What types of maintenance does a CMMS manage?
A CMMS manages the three main types of maintenance: corrective (repairing what breaks down), preventive (scheduled interventions to avoid failures), and predictive (based on sensors or indicators that anticipate problems). It also covers legal or regulatory maintenance (mandatory inspections) and, in many cases, condition-based maintenance. Having all these types in a single tool is what enables you to optimize the workload of the maintenance team and reduce the overall cost.
How does preventive maintenance work with a CMMS?
Preventive maintenance is configured by defining plans per asset: what tasks need to be performed, how often (days, operating hours, cycles), and who carries them out. The CMMS automatically generates work orders when they are due, assigns them to the appropriate technician, and stores the record when they are closed. This turns preventive maintenance into a systematic process — not something that happens only when someone remembers.
What maintenance KPIs does a CMMS measure?
The classic CMMS KPIs are MTBF (Mean Time Between Failures — a measure of reliability), MTTR (Mean Time To Repair — a measure of responsiveness), and equipment availability. Bold also gives you a breakdown by machine, by failure cause, and by shift, so you can identify the most problematic assets and most frequent root causes — and address the underlying issues rather than continuously firefighting.
What is the difference between a CMMS and an ERP?
The ERP manages cross-functional business information (purchasing, sales, finance, HR), while the CMMS specializes in maintenance: plans, work orders, breakdown history, spare parts consumed, and reliability KPIs. They are complementary systems: the CMMS feeds the ERP with spare-parts consumption and logged labor hours, and receives from the ERP the materials catalog and supplier information. Integration between the two eliminates double entry and discrepancies.
Why is a CMMS integrated with MES and WMS beneficial?
A CMMS integrated with the MES (shop-floor execution) knows in real time when a machine is stopped due to a breakdown and logs the incident without paperwork. Integrated with the WMS (warehouse), it draws spare parts directly from actual stock and triggers replenishments when needed. Instead of three separate systems with contradictory data, you have a single source of truth about what is happening on the shop floor. Bold delivers this integration out of the box.
What types of companies need a CMMS?
Any company with machines, facilities, or fleets requiring periodic maintenance: factories with production lines, workshops with their own machinery, maintenance companies that service clients, hotels, hospitals, or any business with critical assets. If breakdowns keep recurring, if you cannot remember when a piece of equipment was last serviced, or if breakdown work orders get lost in Excel spreadsheets, a CMMS will bring order and extend the useful life of your assets.

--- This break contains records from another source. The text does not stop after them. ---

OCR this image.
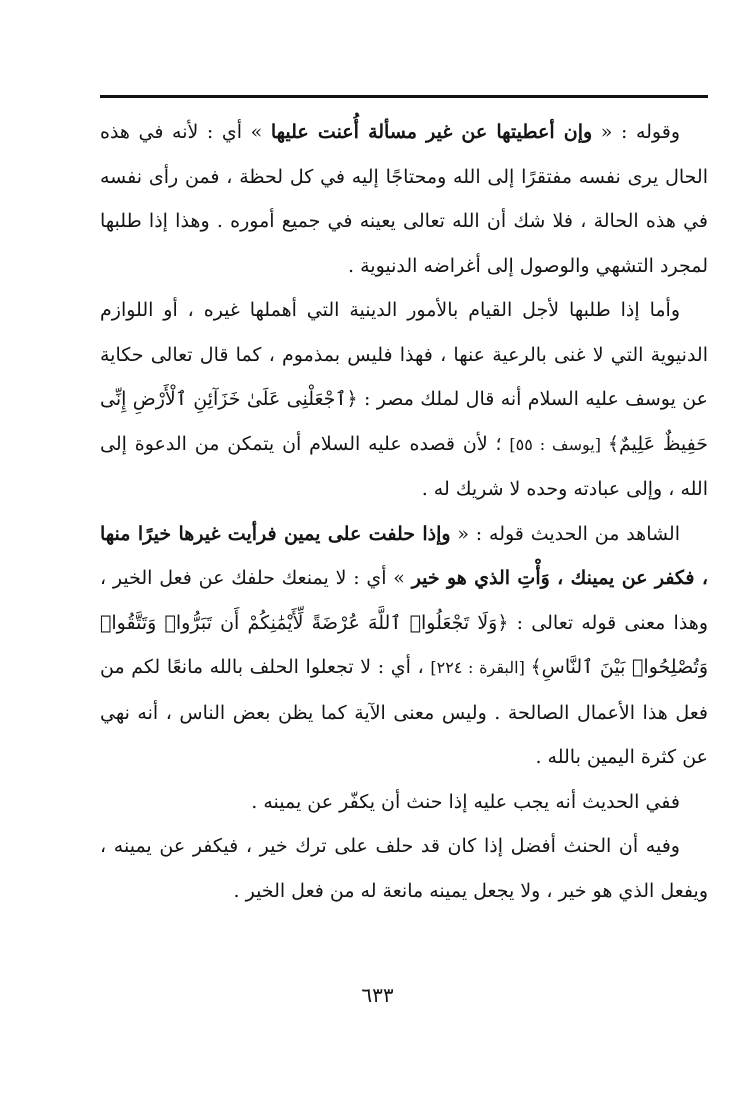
وقوله : « وإن أعطيتها عن غير مسألة أُعنت عليها » أي : لأنه في هذه الحال يرى نفسه مفتقرًا إلى الله ومحتاجًا إليه في كل لحظة ، فمن رأى نفسه في هذه الحالة ، فلا شك أن الله تعالى يعينه في جميع أموره . وهذا إذا طلبها لمجرد التشهي والوصول إلى أغراضه الدنيوية .

وأما إذا طلبها لأجل القيام بالأمور الدينية التي أهملها غيره ، أو اللوازم الدنيوية التي لا غنى بالرعية عنها ، فهذا فليس بمذموم ، كما قال تعالى حكاية عن يوسف عليه السلام أنه قال لملك مصر : ﴿ٱجْعَلْنِى عَلَىٰ خَزَآئِنِ ٱلْأَرْضِ إِنِّى حَفِيظٌ عَلِيمٌ﴾ [يوسف : ٥٥] ؛ لأن قصده عليه السلام أن يتمكن من الدعوة إلى الله ، وإلى عبادته وحده لا شريك له .

الشاهد من الحديث قوله : « وإذا حلفت على يمين فرأيت غيرها خيرًا منها ، فكفر عن يمينك ، وَأْتِ الذي هو خير » أي : لا يمنعك حلفك عن فعل الخير ، وهذا معنى قوله تعالى : ﴿وَلَا تَجْعَلُوا۟ ٱللَّهَ عُرْضَةً لِّأَيْمَٰنِكُمْ أَن تَبَرُّوا۟ وَتَتَّقُوا۟ وَتُصْلِحُوا۟ بَيْنَ ٱلنَّاسِ﴾ [البقرة : ٢٢٤] ، أي : لا تجعلوا الحلف بالله مانعًا لكم من فعل هذا الأعمال الصالحة . وليس معنى الآية كما يظن بعض الناس ، أنه نهي عن كثرة اليمين بالله .

ففي الحديث أنه يجب عليه إذا حنث أن يكفّر عن يمينه .

وفيه أن الحنث أفضل إذا كان قد حلف على ترك خير ، فيكفر عن يمينه ، ويفعل الذي هو خير ، ولا يجعل يمينه مانعة له من فعل الخير .

٦٣٣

How is the maintenance team's workload planned with a CMMS?
With a CMMS you can see at a glance the team's weekly workload: which preventive interventions are due, which corrective work orders are open, and who can handle each one based on availability and specialization. In Bold you can assign manually or let the system propose the optimal schedule with a single click, balancing workload and priorities. It works equally well for in-house plant teams and external teams carrying out interventions at client sites.
How much does a CMMS cost and how long does implementation take?
With a cloud CMMS like Bold, implementation is phased: within days you can be logging breakdown work orders and preventive plans for your critical assets, then expand to the rest of the plant at your team's pace — without interrupting operations. On the cost side, you avoid upfront investment: it is billed as a monthly SaaS subscription from €300/month (Lite plan), including license, support, and updates.